Wir wissen, dass dies das Ergebnis tief gehender sozialer Ungleichheit ist, die im Staat Rio de Janeiro als auch in ganz Brasilien vorherrscht. Die Familien, die heute das Gebäude besetzen, sind nicht schuld daran, arm geboren worden zu sein, keine Wohnung zu haben und, wie es oftmals vorkommt, Hunger zu leiden. Die Situation dieser Familien ist der hemmungslosen Ausbeutung ihrer Arbeit und ihrer Vorfahren seit 500 Jahren geschuldet. Enterbte Söhne und Töchter eines reichen Landes besitzen heute nur ihre Arbeitskraft, die von Mal zu Mal mehr entwertet wird.
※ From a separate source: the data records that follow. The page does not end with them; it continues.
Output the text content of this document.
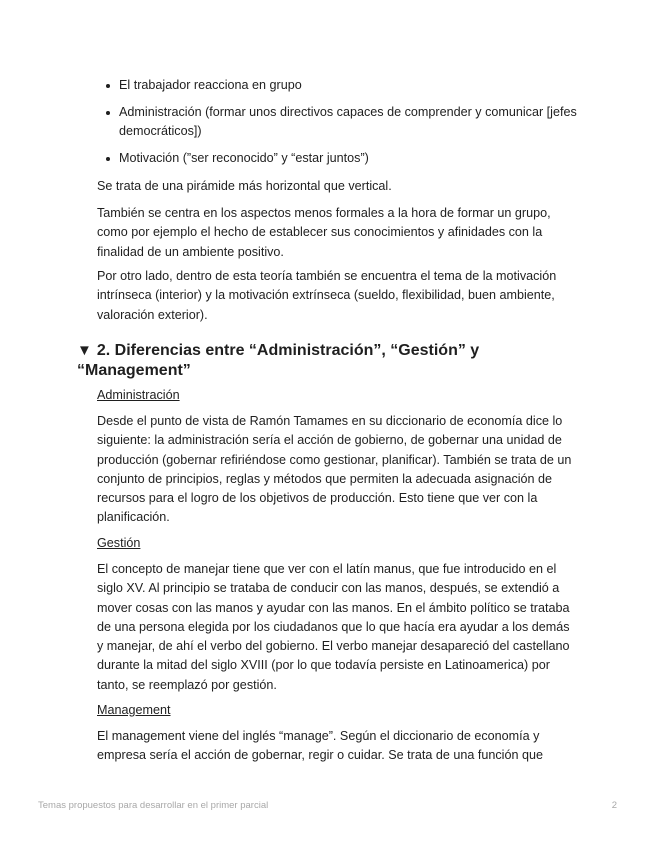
El trabajador reacciona en grupo
Administración (formar unos directivos capaces de comprender y comunicar [jefes democráticos])
Motivación (”ser reconocido” y “estar juntos”)

Se trata de una pirámide más horizontal que vertical.

También se centra en los aspectos menos formales a la hora de formar un grupo, como por ejemplo el hecho de establecer sus conocimientos y afinidades con la finalidad de un ambiente positivo.

Por otro lado, dentro de esta teoría también se encuentra el tema de la motivación intrínseca (interior) y la motivación extrínseca (sueldo, flexibilidad, buen ambiente, valoración exterior).

▼ 2. Diferencias entre “Administración”, “Gestión” y “Management”

Administración

Desde el punto de vista de Ramón Tamames en su diccionario de economía dice lo siguiente: la administración sería el acción de gobierno, de gobernar una unidad de producción (gobernar refiriéndose como gestionar, planificar). También se trata de un conjunto de principios, reglas y métodos que permiten la adecuada asignación de recursos para el logro de los objetivos de producción. Esto tiene que ver con la planificación.

Gestión

El concepto de manejar tiene que ver con el latín manus, que fue introducido en el siglo XV. Al principio se trataba de conducir con las manos, después, se extendió a mover cosas con las manos y ayudar con las manos. En el ámbito político se trataba de una persona elegida por los ciudadanos que lo que hacía era ayudar a los demás y manejar, de ahí el verbo del gobierno. El verbo manejar desapareció del castellano durante la mitad del siglo XVIII (por lo que todavía persiste en Latinoamerica) por tanto, se reemplazó por gestión.

Management

El management viene del inglés “manage”. Según el diccionario de economía y empresa sería el acción de gobernar, regir o cuidar. Se trata de una función que

Temas propuestos para desarrollar en el primer parcial	2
Das Comitê de Resistencia Popular ist eine Organisation des armen Volkes. Es vereint die armen Bewohner/innen der Städte (Arbeiter/innen, Obdachlose, Arbeitslose, Straßenhändler/innen etc.). Ziel des Komitees ist es, für die Garantie und Ausweitung der Rechte des Volkes sowie der Eroberung der vollen Bürgerrechte zu kämpfen – beides wird dem Großteil der Bevölkerung verweigert. Das Comitê de Resistencia Popular gibt es, um an den Kämpfen des Volkes teilzunehmen und diese zu intensivieren. Es geht um den Kampf für Arbeit, Wohnung, Soziale Gerechtigkeit und Freiheit.
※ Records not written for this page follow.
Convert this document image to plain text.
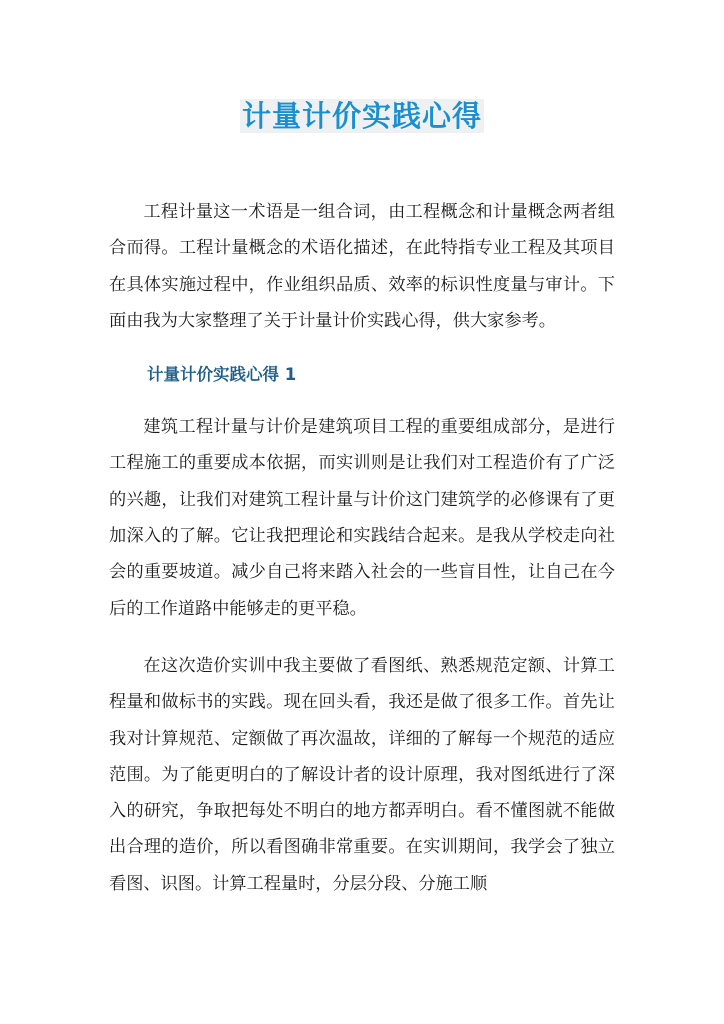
计量计价实践心得

工程计量这一术语是一组合词，由工程概念和计量概念两者组合而得。工程计量概念的术语化描述，在此特指专业工程及其项目在具体实施过程中，作业组织品质、效率的标识性度量与审计。下面由我为大家整理了关于计量计价实践心得，供大家参考。

计量计价实践心得 1

建筑工程计量与计价是建筑项目工程的重要组成部分，是进行工程施工的重要成本依据，而实训则是让我们对工程造价有了广泛的兴趣，让我们对建筑工程计量与计价这门建筑学的必修课有了更加深入的了解。它让我把理论和实践结合起来。是我从学校走向社会的重要坡道。减少自己将来踏入社会的一些盲目性，让自己在今后的工作道路中能够走的更平稳。

在这次造价实训中我主要做了看图纸、熟悉规范定额、计算工程量和做标书的实践。现在回头看，我还是做了很多工作。首先让我对计算规范、定额做了再次温故，详细的了解每一个规范的适应范围。为了能更明白的了解设计者的设计原理，我对图纸进行了深入的研究，争取把每处不明白的地方都弄明白。看不懂图就不能做出合理的造价，所以看图确非常重要。在实训期间，我学会了独立看图、识图。计算工程量时，分层分段、分施工顺
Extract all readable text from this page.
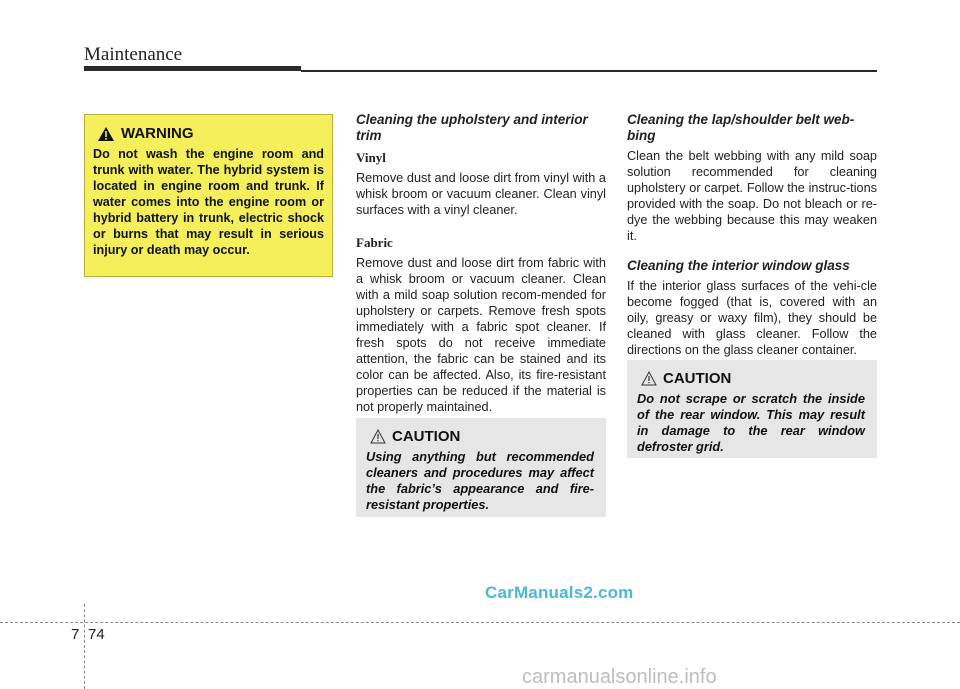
Maintenance
WARNING
Do not wash the engine room and trunk with water. The hybrid system is located in engine room and trunk. If water comes into the engine room or hybrid battery in trunk, electric shock or burns that may result in serious injury or death may occur.

Cleaning the upholstery and interior trim

Vinyl

Remove dust and loose dirt from vinyl with a whisk broom or vacuum cleaner. Clean vinyl surfaces with a vinyl cleaner.

Fabric

Remove dust and loose dirt from fabric with a whisk broom or vacuum cleaner. Clean with a mild soap solution recom-mended for upholstery or carpets. Remove fresh spots immediately with a fabric spot cleaner. If fresh spots do not receive immediate attention, the fabric can be stained and its color can be affected. Also, its fire-resistant properties can be reduced if the material is not properly maintained.

CAUTION
Using anything but recommended cleaners and procedures may affect the fabric’s appearance and fire-resistant properties.

Cleaning the lap/shoulder belt web-bing

Clean the belt webbing with any mild soap solution recommended for cleaning upholstery or carpet. Follow the instruc-tions provided with the soap. Do not bleach or re-dye the webbing because this may weaken it.

Cleaning the interior window glass

If the interior glass surfaces of the vehi-cle become fogged (that is, covered with an oily, greasy or waxy film), they should be cleaned with glass cleaner. Follow the directions on the glass cleaner container.

CAUTION
Do not scrape or scratch the inside of the rear window. This may result in damage to the rear window defroster grid.
CarManuals2.com
7 74
carmanualsonline.info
Bis heute ist bereits viel an dem Gebäude verändert worden. Als die Besetzer/innen es betraten, war es in einem sehr schlechten Zustand: dreckig, kaputt, ein wahrer Hort zur Vermehrung von Insekten. Heute bietet es Wohnraum für arme Familien und außerdem will das Comitê de Resistencia Popular den Raum für diverse andere Aktivitäten nutzen, die sich an die Einwohner/innen der näheren Umgebung wenden. So wollen die Familien unter anderem Raum für ein Projekt zur Alphabetisierung von Erwachsenen, für Vorbereitungskurse für die Uniaufnahmeprüfung sowie für Veranstaltungen und Versammlungen der Bewohner/innen der Umgebung und anderer Basisbewegungen zur Verfügung stellen.

Die Bruderschaft Irmandade de Santissimo Sacramento da Candelária, die eine Unmenge an Immobilien und Geschäften verwaltet, welche indirekt mit dem Erzbistum der katholischen Kirche von Rio de Janeiro verbunden sind, hat sich direkt an die Justiz gewendet, um mit diversen Rechtsanwälten/innen für ihr Recht auf Eigentum zu klagen. Die Familien wurden von Gewerkschaften, Basisbewegungen, Fachschaften, Schülervertretungen und Schüler- bzw. Studentenbewegungen unterstützt. Gegen die unmittelbare Räumung und gegen eine gewaltsame Aktion seitens der Polizei wurden bereits solidarische Öffentlichkeitsaktionen gegenüber der Kirche der Bruderschaft (Igreja Candelária) organisiert. Als verzweifelte Aktion am Vorabend einer Entscheidung seitens der Justiz im März, haben sich zwei Mitglieder des Comitê de Resistencia Popular und Bewohner des Gebäudes an die Kirche gekettet und dort einen viertägigen Hungerstreik durchgeführt. Dieser wurde nach einem teilweisen Sieg gegenüber der reaktionären Bruderschaft beendet. Die Entscheidung nämlich sah so aus: Die Familien sollten bis zum 14. April, Tag einer gerichtlichen Anhörung, nicht geräumt werden.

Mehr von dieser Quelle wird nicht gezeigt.